推薦系統矩陣分解詳解之spark ALS

1.推薦系統與spark

做推薦系統的同學，一般都會用到spark。spark的用途相當廣泛，可以用來做效果數據分析，更是構建特徵與離線訓練集的不二人選，同時spark streaming也是做實時數據的常用解決方案，mllib包與ml包裏面也實現了很多常用的算法，是針對大數據集分佈式算法最常用的算法框架。因此能熟練掌握spark的使用算是做推薦系統的基本功。

2.ALS算法

spark mllib/ml中，recommendation包裏只有一個算法:ALS，估計做過推薦系統相關的同學，都會或多或少用過ALS，下面我們來對ALS做個總結。

推薦系統中的矩陣分解詳解
一文中，提到我們最終的目標是將原始的user-item評分矩陣分解爲兩個低秩矩陣，損失函數爲
$\min \limits_{q^*,p^*} \sum \limits_{(u, i)} (r_{ui} - q_i^Tp_u) ^ 2$

有了損失函數以後，就是確定優化算法來求解了。
大規模數據集中，常用的優化算法一般是兩種：梯度下降(gradient descent)系列與交叉最小二乘法（alternative least squares，ALS）。梯度下降我們已經比較熟悉了，那麼ALS是什麼呢？或者說，ALS與普通的最小二乘有什麼區別？
上面的損失函數與一般損失函數區別就在於其有不止一個變量，包含一個物品向量 $q_i$ 與用戶向量 $p_u$ ，所以ALS的優化方式總結起來爲:
固定 $q_i$ 求 $p_{u+1}$ ，再固定 $p_{u+1}$ 求 $q_{i+1}$ 。

ALS相比GD系列算法，主要有以下兩個優點：
1. $q_i$ 與 $p_u$ 的計算是獨立的，因此計算的時候可以並行提高計算速度。
2.在一般的推薦場景中，user-item的組合非常多，比如千萬級別的用戶與十萬甚至百萬級別的item很常見。對於這種場景，用GD或者SGD去挨個迭代是非常慢的。當然我們也可以用負採樣等方法，但是整體也不會太快。而ALS可以用一些矩陣的技巧來解決計算低效的問題。

ALS的每步迭代都會降低誤差，並且誤差有下界，所以 ALS 一定會收斂。但由於問題是非凸的，ALS 並不保證會收斂到全局最優解。但在實際應用中，ALS 對初始點不是很敏感，是否全局最優解造成的影響並不大。(參考文獻1)

3.spark中的ALS

下面我們來看看spark中的ALS。mllib與ml包中均有ALS實現，API會有一些差異，但是基本的思想是一致的，我們就以mllib中的ALS爲例分析一下，spark版本2.3。
首先看一下Rating類

/**
 * A more compact class to represent a rating than Tuple3[Int, Int, Double].
 */
@Since("0.8.0")
case class Rating @Since("0.8.0") (
    @Since("0.8.0") user: Int,
    @Since("0.8.0") product: Int,
    @Since("0.8.0") rating: Double)

這個類就是我們輸入的訓練集，總共散列：user, prodcut(item)，rating。
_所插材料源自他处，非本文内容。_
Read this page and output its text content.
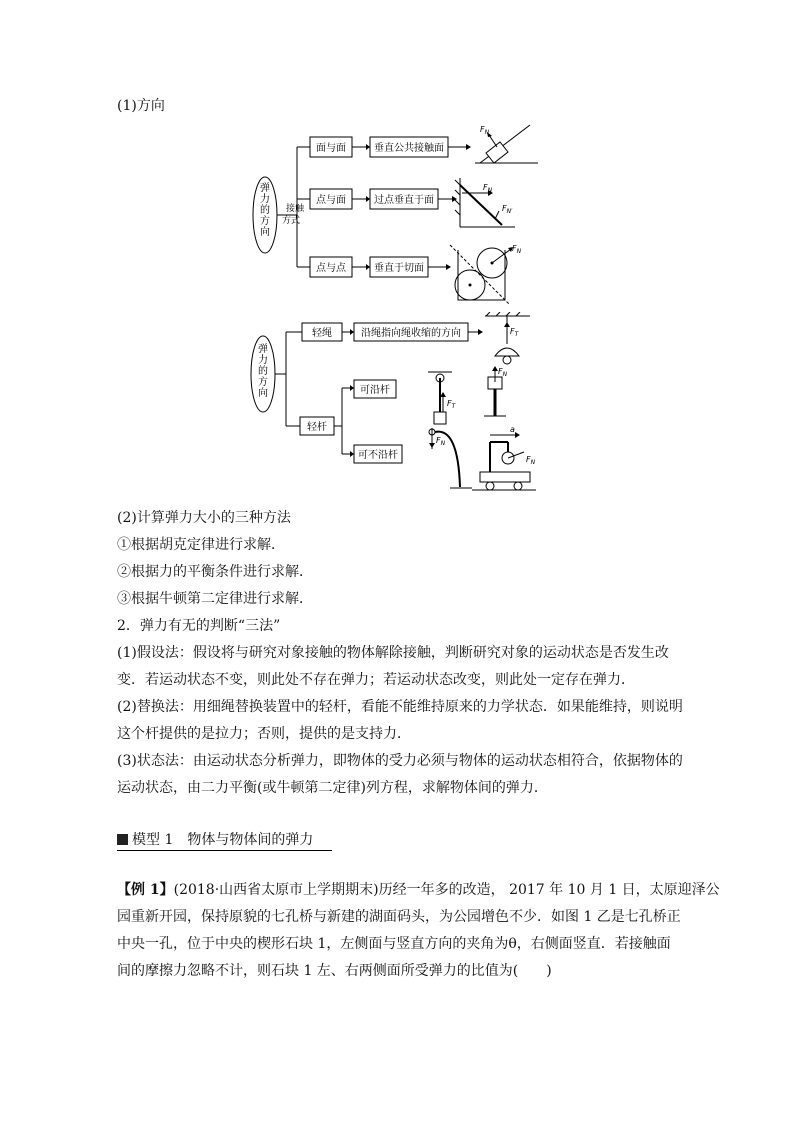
(1)方向
弹力的方向
接触方式
面与面
点与面
点与点
垂直公共接触面
过点垂直于面
垂直于切面
$F_N$
$F_N$
$F_{N'}$
$F_N$
弹力的方向
轻绳	沿绳指向绳收缩的方向
轻杆
可沿杆
可不沿杆
$F_T$
$F_T$
$F_N$
$F_N$
a
$F_N$
(2)计算弹力大小的三种方法
①根据胡克定律进行求解．
②根据力的平衡条件进行求解．
③根据牛顿第二定律进行求解．
2．弹力有无的判断“三法”
(1)假设法：假设将与研究对象接触的物体解除接触，判断研究对象的运动状态是否发生改
变．若运动状态不变，则此处不存在弹力；若运动状态改变，则此处一定存在弹力．
(2)替换法：用细绳替换装置中的轻杆，看能不能维持原来的力学状态．如果能维持，则说明
这个杆提供的是拉力；否则，提供的是支持力．
(3)状态法：由运动状态分析弹力，即物体的受力必须与物体的运动状态相符合，依据物体的
运动状态，由二力平衡(或牛顿第二定律)列方程，求解物体间的弹力．
模型 1　物体与物体间的弹力
【例 1】(2018·山西省太原市上学期期末)历经一年多的改造， 2017 年 10 月 1 日，太原迎泽公
园重新开园，保持原貌的七孔桥与新建的湖面码头，为公园增色不少．如图 1 乙是七孔桥正
中央一孔，位于中央的楔形石块 1，左侧面与竖直方向的夹角为θ，右侧面竖直．若接触面
间的摩擦力忽略不计，则石块 1 左、右两侧面所受弹力的比值为(　　)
分別表示用戶，物品，分數。

然後是ALS類

/**
 * Alternating Least Squares matrix factorization.
 *
 * ALS attempts to estimate the ratings matrix `R` as the product of two lower-rank matrices,
 * `X` and `Y`, i.e. `X * Yt = R`. Typically these approximations are called 'factor' matrices.
 * The general approach is iterative. During each iteration, one of the factor matrices is held
 * constant, while the other is solved for using least squares. The newly-solved factor matrix is
 * then held constant while solving for the other factor matrix.
 *
 * This is a blocked implementation of the ALS factorization algorithm that groups the two sets
 * of factors (referred to as "users" and "products") into blocks and reduces communication by only
 * sending one copy of each user vector to each product block on each iteration, and only for the
 * product blocks that need that user's feature vector. This is achieved by precomputing some
 * information about the ratings matrix to determine the "out-links" of each user (which blocks of
 * products it will contribute to) and "in-link" information for each product (which of the feature
 * vectors it receives from each user block it will depend on). This allows us to send only an
 * array of feature vectors between each user block and product block, and have the product block
 * find the users' ratings and update the products based on these messages.
 *
 * For implicit preference data, the algorithm used is based on
 * "Collaborative Filtering for Implicit Feedback Datasets", available at
 * <a href="http://dx.doi.org/10.1109/ICDM.2008.22">here</a>, adapted for the blocked approach
 * used here.
 *
 * Essentially instead of finding the low-rank approximations to the rating matrix `R`,
 * this finds the approximations for a preference matrix `P` where the elements of `P` are 1 if
 * r &gt; 0 and 0 if r &lt;= 0. The ratings then act as 'confidence' values related to strength of
 * indicated user
 * preferences rather than explicit ratings given to items.
 */
@Since("0.8.0")
class ALS private (
    private var numUserBlocks: Int,
    private var numProductBlocks: Int,
    private var rank: Int,
    private var iterations: Int,
    private var lambda: Double,
    private var implicitPrefs: Boolean,
    private var alpha: Double,
    private var seed: Long = System.nanoTime()
  ) extends Serializable with Logging {
...

一般看知名開源項目的時候，註釋都是非常好非常重要的信息，看懂了註釋對我們理解代碼有非常大的好處。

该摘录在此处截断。